Regular Expressions

Construction

Example

Remarks

r”<escaped regex syntax>”

r”\w+”

Match a word. Note the \\ to escape the \.

r”””<unescaped regex syntax>”””

r”””\w+”””

Match a word. No need to escape \ since inside triple quotes.

Syntax Regular expression constructs are:

Description

\w

Word

\W

Not a word.

\s

Space.

\S

Not a space.

\d

Digit.

\D

Not a digit.

\t

Tab.

.

Match any character.

<regex>*

Match any number of times.

<regex>?

Match or not.

<regex>+

Match any number of times but at least once.

<regex>{<n>}

Repeat n times.

^

Begin of line.

$

End of line.

[<x>-<y>]

Interval from x to y.

<regex> | <regex>

Or.

TRY_PARSE

Parses a string with a regular expression. Returns either a single element or a record of strings with the number of groups in the regular expression. If the regular expression fails to match, returns null.

Syntax:

PARSE(<string>, <regex>)

For example:

TRY_PARSE("ab cd", r"""(\w+).*""") // "ab"
TRY_PARSE("ab cd", r"""(\w+)\s+(\w+).*""") // ("ab", "cd"), equivalent to (_1: "ab", _2: "cd")

PARSE

Similar to TRY_PARSE but fail with a runtime error if the regular expression fails to match.

Syntax:

PARSE(<string>, <regex>)

PARSE AS

PARSE AS parsers a collection of strings.

Syntax:

Description

<strings> PARSE AS <regex>

Save as NULL ON FAIL.

<strings> PARSE AS <regex> NULL ON FAIL

Sets the value to null for those strings that fail to match the regular expression.

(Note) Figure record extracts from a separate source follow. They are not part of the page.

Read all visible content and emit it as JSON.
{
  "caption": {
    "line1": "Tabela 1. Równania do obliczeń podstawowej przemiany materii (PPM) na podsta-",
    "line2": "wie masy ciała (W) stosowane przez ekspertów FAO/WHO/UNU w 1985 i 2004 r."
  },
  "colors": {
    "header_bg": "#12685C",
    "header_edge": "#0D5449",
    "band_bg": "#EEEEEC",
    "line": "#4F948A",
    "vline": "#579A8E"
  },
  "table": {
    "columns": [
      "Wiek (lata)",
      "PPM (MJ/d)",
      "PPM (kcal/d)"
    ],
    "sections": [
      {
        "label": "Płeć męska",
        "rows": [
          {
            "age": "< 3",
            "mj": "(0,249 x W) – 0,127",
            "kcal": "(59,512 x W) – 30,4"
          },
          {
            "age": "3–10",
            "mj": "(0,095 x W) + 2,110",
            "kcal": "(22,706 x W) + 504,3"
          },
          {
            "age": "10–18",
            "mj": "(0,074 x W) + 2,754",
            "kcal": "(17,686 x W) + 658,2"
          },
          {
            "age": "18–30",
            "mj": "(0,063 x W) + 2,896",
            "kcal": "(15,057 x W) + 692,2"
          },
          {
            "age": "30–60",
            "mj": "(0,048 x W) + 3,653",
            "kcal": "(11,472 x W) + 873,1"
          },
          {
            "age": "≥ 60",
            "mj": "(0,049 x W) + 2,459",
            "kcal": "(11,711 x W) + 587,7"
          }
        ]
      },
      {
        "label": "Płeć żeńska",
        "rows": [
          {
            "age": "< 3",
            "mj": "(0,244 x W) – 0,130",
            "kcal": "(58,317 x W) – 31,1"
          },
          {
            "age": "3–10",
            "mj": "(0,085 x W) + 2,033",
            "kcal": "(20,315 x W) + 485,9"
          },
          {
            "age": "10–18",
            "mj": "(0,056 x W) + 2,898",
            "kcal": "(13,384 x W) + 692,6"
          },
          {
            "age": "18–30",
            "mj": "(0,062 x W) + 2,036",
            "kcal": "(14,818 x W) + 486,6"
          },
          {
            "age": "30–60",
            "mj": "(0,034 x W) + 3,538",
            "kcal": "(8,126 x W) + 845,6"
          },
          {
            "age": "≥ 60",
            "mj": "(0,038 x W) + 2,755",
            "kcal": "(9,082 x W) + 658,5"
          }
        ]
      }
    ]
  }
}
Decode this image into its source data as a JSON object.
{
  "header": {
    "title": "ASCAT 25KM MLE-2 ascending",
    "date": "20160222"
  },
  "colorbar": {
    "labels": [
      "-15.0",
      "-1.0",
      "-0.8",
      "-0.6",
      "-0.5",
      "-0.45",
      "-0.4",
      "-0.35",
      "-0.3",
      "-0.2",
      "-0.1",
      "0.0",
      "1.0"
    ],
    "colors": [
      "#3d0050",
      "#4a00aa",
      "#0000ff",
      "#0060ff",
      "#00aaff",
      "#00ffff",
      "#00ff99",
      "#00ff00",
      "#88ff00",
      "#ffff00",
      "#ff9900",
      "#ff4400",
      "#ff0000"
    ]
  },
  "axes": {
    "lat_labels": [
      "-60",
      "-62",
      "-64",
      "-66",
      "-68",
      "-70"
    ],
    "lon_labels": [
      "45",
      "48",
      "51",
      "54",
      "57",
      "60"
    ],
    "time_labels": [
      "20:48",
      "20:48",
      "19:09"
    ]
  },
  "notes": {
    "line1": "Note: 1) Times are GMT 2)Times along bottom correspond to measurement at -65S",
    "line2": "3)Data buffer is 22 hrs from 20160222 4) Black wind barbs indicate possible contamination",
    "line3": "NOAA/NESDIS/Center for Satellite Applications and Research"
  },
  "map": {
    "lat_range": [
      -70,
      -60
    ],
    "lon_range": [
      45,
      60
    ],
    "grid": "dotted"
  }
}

<strings> PARSE AS <regex> SKIP ON FAIL

Skips those strings that fail to match the regular expression.

<strings> PARSE AS <regex> ERROR ON FAIL

Fails with runtime error if any string fails to match the regular expression.

<strings> PARSE AS <regex> <exp> ON FAIL

Replaces the value by <exp> for those strings that fail to match the regular expression.

For example:

["one word", "two words"] PARSE AS r"""(\w+).*""" \\ [("one"), ("two")]

Note

PARSE AS and INTO are often used together as in:

SELECT *
FROM text_file PARSE AS r"""(\w+)\s+(\d+)"""
INTO (first: _1, second: CAST(_2 AS int))

This parses a text_file into an unnamed record with two elements, which is then converted into a named record with field second of type int.